Unterwegs in eigener Sache - zwei Protagonisten und ihr Projekt

Chrigel Maurer begibt sich in höchste Höhen und will herausfinden, welche der 152 SAC-Hütten gleitschirmtauglich sind. Ramona Bär hat sich zu Fuss durch die Schweiz aufgemacht. Auf einer mehrwöchigen Wanderung will sie den Ursachen von stressbedingten Erkrankungen auf den Grund gehen.

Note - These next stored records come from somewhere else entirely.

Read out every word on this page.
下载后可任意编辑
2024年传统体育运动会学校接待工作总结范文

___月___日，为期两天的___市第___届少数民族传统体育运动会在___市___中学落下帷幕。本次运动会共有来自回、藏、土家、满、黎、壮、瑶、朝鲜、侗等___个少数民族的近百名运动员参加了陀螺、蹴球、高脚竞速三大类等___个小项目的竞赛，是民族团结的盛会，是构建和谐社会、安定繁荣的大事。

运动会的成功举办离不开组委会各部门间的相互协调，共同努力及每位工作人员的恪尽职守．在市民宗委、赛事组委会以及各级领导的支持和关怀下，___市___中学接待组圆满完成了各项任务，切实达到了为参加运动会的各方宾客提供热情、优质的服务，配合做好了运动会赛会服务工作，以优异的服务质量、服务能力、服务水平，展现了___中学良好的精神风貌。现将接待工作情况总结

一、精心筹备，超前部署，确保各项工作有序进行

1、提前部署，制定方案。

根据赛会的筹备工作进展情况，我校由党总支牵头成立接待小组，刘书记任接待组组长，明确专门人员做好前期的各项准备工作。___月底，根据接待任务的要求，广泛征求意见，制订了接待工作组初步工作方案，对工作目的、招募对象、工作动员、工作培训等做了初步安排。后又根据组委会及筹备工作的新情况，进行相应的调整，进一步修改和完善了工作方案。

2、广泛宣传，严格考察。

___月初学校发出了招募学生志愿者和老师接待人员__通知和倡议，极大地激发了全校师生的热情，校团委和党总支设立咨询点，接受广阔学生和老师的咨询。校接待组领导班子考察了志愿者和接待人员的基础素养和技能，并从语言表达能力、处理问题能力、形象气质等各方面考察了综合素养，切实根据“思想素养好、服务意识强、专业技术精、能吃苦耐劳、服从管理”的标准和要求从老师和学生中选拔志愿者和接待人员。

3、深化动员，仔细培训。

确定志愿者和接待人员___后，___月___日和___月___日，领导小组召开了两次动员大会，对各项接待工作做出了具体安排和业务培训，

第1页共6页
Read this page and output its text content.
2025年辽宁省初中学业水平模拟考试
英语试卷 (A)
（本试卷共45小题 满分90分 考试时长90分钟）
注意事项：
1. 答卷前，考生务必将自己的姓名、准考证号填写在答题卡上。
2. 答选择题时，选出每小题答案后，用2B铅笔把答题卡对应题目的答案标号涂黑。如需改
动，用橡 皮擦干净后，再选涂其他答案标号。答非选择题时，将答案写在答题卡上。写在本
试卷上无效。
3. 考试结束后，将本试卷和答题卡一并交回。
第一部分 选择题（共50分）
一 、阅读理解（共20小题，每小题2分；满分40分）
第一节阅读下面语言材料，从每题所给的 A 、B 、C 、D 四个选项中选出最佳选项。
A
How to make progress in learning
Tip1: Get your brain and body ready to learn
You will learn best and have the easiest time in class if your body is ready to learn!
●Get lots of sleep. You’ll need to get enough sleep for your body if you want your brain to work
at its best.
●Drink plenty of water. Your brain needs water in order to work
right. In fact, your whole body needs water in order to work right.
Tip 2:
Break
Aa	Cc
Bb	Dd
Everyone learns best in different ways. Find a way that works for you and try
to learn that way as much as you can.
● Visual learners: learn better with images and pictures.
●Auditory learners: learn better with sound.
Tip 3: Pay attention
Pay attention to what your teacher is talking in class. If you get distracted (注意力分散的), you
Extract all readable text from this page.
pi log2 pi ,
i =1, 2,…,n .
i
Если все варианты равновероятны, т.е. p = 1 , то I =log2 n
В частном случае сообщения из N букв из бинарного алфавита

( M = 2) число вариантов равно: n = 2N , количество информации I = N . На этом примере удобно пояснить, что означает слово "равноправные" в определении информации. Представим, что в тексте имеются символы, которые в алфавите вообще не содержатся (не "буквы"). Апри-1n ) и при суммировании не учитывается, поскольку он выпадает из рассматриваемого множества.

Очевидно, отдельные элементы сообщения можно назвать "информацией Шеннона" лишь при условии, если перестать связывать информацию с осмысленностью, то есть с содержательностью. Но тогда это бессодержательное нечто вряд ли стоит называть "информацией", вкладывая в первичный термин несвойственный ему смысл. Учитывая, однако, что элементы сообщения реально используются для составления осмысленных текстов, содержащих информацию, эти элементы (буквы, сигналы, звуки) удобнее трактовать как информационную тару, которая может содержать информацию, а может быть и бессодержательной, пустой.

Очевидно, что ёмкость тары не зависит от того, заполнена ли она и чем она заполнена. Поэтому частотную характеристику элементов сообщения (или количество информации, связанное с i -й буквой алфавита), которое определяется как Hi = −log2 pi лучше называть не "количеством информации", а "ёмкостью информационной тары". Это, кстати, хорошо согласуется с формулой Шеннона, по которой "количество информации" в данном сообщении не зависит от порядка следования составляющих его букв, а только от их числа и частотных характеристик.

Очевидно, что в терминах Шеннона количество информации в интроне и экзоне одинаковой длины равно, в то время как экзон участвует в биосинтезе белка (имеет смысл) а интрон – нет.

Blick ins Fotoalbum von Chrigel Maurer

Per Gleitschirm in die Hütte

Christian «Chrigel» Maurer aus Unterseen im Berner Oberland hat sich in den Kopf gesetzt, innerhalb eines Jahres sämtliche 152 SAC-Hütten zu besuchen. Erreichen will er die Hütten zu Fuss, mit den Ski oder mit dem Gleitschirm. Kein Zufall: Chrigel Maurer ist weltbester Gleitschirmpilot und hat kürzlich den achttägigen Extrem-Gleitschirm-Wettkampf «X-Alps» zum vierten Mal in Serie gewonnen.

Auch Profis landen hart

Für den 33-jährigen Berner Oberländer ist das Hüttenprojekt, welches er selber iniitiert hat, ein willkommenes Training. Zwei Drittel aller SAC-Hütten hat Chrigel Maurer bereits geschafft - den Zeitplan von einem Jahr kann er jedoch nicht einhalten. Nach dem Besuch des Arben-Biwak bei Zermatt ist er nach dem Rückflug ins Tal in Täsch hart gelandet. Dabei hat er sich den Fuss gebrochen. Ein Rückschlag – aber kein Grund um aufzugeben.

«  Zum Glück gibt es auch Hütten, die mit dem Postauto erreichbar sind. »

In der Zwischenzeit ist der Bruch geheilt. Gleitschirm-Weltmeister Chrigel Maurer kann seine persönliche Hüttenmeisterschaft fortsetzen. Bis Ende Jahr will er sich auch in den verbleibenden rund 50 SAC-Hütten im Gästebuch verewigt haben.

«En Momänt underwägs»

17 Kantone in 7 Wochen durchwandern, das hat sich Ramona Bär zum Ziel gesetzt. Für ihr privates Projekt hat sich die 32-jährige Aargauerin von ihrem Job, wo sie im Bereich Aufklärung und Prävention von psychischen Erkrankungen tätig ist, ausgeklinkt.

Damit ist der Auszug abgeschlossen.